Yesterday was the feast day of St. Francis de Sales. I remember my first acquaintance with him. It came at a time when I despaired of—well, many things. (I allow my imagination, impoverished as it is, to go naked in public; and meager as it is, my intellect is also bared. But my soul remains hidden. I don’t write on spiritual matters. Not enough chutzpah for that, anyway.)

It was a little talk he’d given to the Visitation nuns concerning their feelings of unworthiness of God’s love and mercy, the first chapter, if I remember correctly, in The Art of Loving God. I’ve never been particularly attracted to that Order or to St. Jane de Chantal, but there was an instantaneous sense of self-recognition reading St. Francis de Sales’ little talks and letters of counsel, as though I were a member of that audience to whom he wrote. Having visited Franciscan spirituality, and Carmelite, I had been left outside. There are things beyond our control, outside our own will or choice.

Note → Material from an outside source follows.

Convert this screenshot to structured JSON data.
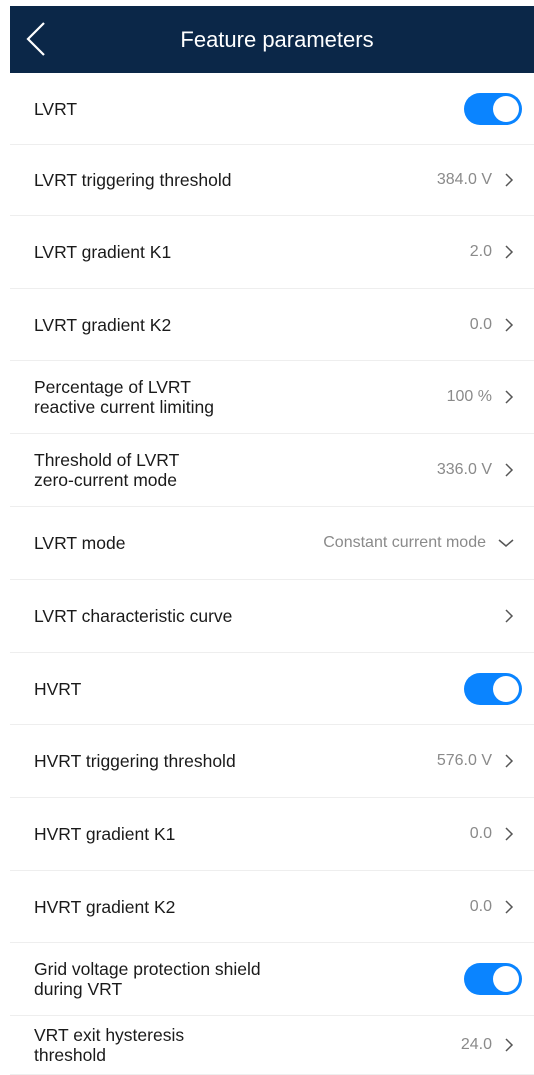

This past year, I stumbled on Self-Abandonment to Divine Providence by Fr. Jean-Pierre de Caussade, a spiritual disciple of St. Francis de Sales. It has been described as a melding of Carmelite and Salesian spirituality, but such descriptions by booksellers and reference writers mean little to anyone except scholars, and to those who find by seeking (“research”) instead of by discovery.

There are some people whose temperament is melancholia, whose temptation is despair, who know that their own will is futile, impotent. They are often addicts, almost always losers, and they’re usually objects of contempt—their own even more than others’. Sometimes, they are writers.

St. Francis de Sales is the patron of writers. Happy Feast Day, St. Francis. A day late.